Chronic Non-Cancer Pain to be Coded in Admissions
Chronic non-cancer pain (CNCP) when present will become coded as a significant diagnosis for all hospital admissions and recorded in addition to the underlying cause (if known).
The Australian Consortium for Classification Development, led by the National Centre for Classification in Health (University of Sydney), has announced this modification to coding rules has been incorporated in ICD-10-AM/ACHI/ACS 10th edition and is to be implemented from July 2017.
The changes to coding will be implemented in all hospital inpatient stays including both public and private facilities.
Pain medicine physician Dr Tim Semple, who has long been advocating for improved recognition of CNCP in health classification data collection in Australian hospitals, believes this is a critical step in ensuring data will be available to allow government and health care providers better understand the impact of CNCP upon our acute care system.
“This will potentially ensure that the burden of care related to inpatient stays will now be detected and the cost implications will be much clearer,” he said.

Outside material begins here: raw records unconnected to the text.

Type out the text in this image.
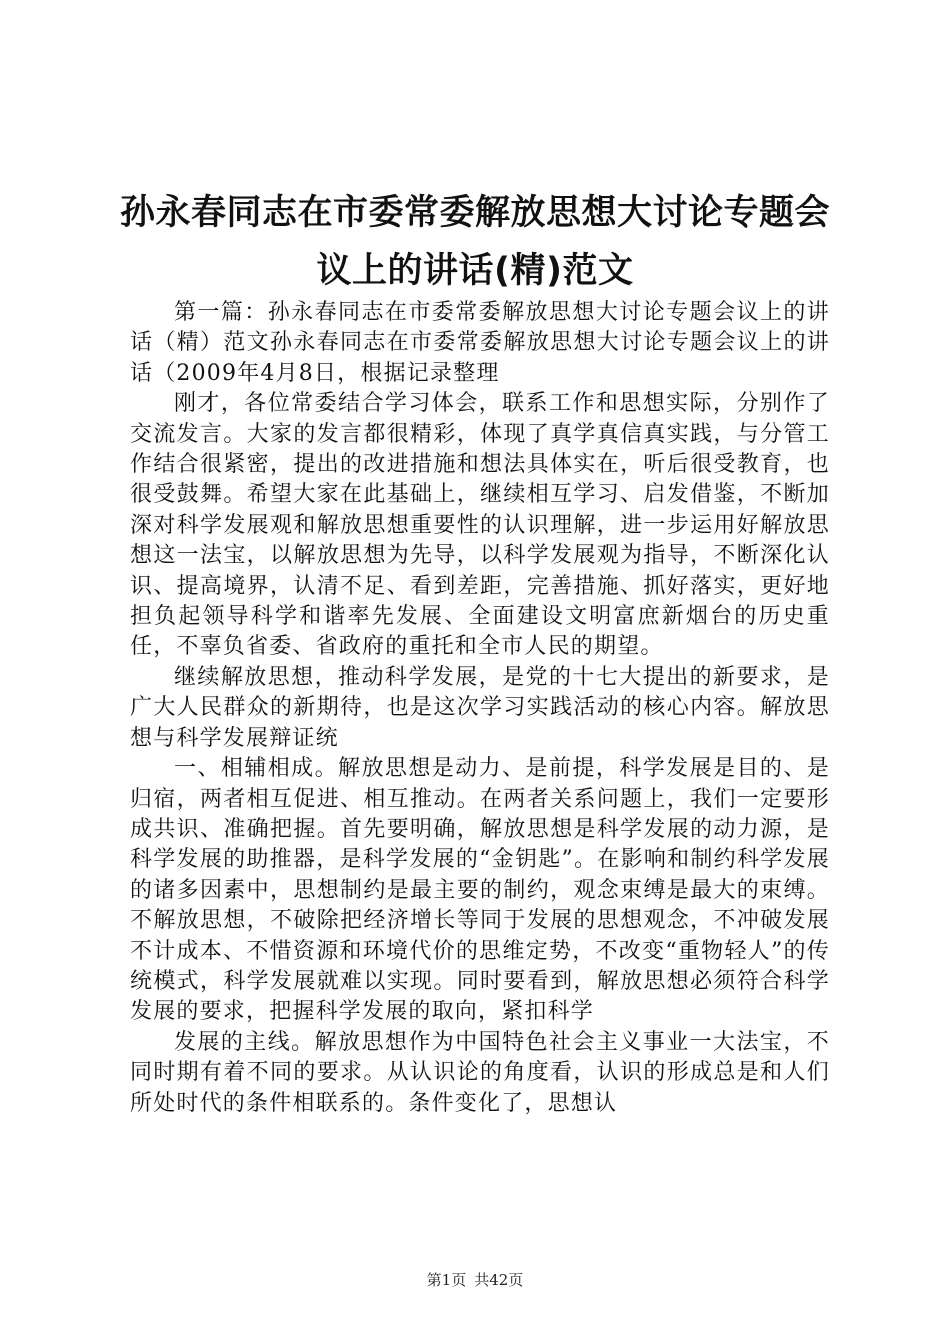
孙永春同志在市委常委解放思想大讨论专题会
议上的讲话(精)范文

第一篇：孙永春同志在市委常委解放思想大讨论专题会议上的讲话（精）范文孙永春同志在市委常委解放思想大讨论专题会议上的讲话（2009年4月8日，根据记录整理

刚才，各位常委结合学习体会，联系工作和思想实际，分别作了交流发言。大家的发言都很精彩，体现了真学真信真实践，与分管工作结合很紧密，提出的改进措施和想法具体实在，听后很受教育，也很受鼓舞。希望大家在此基础上，继续相互学习、启发借鉴，不断加深对科学发展观和解放思想重要性的认识理解，进一步运用好解放思想这一法宝，以解放思想为先导，以科学发展观为指导，不断深化认识、提高境界，认清不足、看到差距，完善措施、抓好落实，更好地担负起领导科学和谐率先发展、全面建设文明富庶新烟台的历史重任，不辜负省委、省政府的重托和全市人民的期望。

继续解放思想，推动科学发展，是党的十七大提出的新要求，是广大人民群众的新期待，也是这次学习实践活动的核心内容。解放思想与科学发展辩证统

一、相辅相成。解放思想是动力、是前提，科学发展是目的、是归宿，两者相互促进、相互推动。在两者关系问题上，我们一定要形成共识、准确把握。首先要明确，解放思想是科学发展的动力源，是科学发展的助推器，是科学发展的“金钥匙”。在影响和制约科学发展的诸多因素中，思想制约是最主要的制约，观念束缚是最大的束缚。不解放思想，不破除把经济增长等同于发展的思想观念，不冲破发展不计成本、不惜资源和环境代价的思维定势，不改变“重物轻人”的传统模式，科学发展就难以实现。同时要看到，解放思想必须符合科学发展的要求，把握科学发展的取向，紧扣科学

发展的主线。解放思想作为中国特色社会主义事业一大法宝，不同时期有着不同的要求。从认识论的角度看，认识的形成总是和人们所处时代的条件相联系的。条件变化了，思想认

第1页 共42页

“Once the coding system has been embedded and CNCP is documented as a clinical condition, it will allow for extensive and valuable data collection from an epidemiological viewpoint.
“This was a key recommendation of the National Pain Strategy and has been about 10 years in the making so we need to ensure clinicians in all aspects of hospital care document CNCP if present to get the most useful data.”
The amended classification system is based on a now widely held understanding that chronic pain can be a serious disease entity in its own right with its own distinct signs and symptoms.
The guidelines exclude acute pain from being coded if it is classifiable to an organ or body region, but they do include acute pain not elsewhere classified. Further information is available from the ACCD.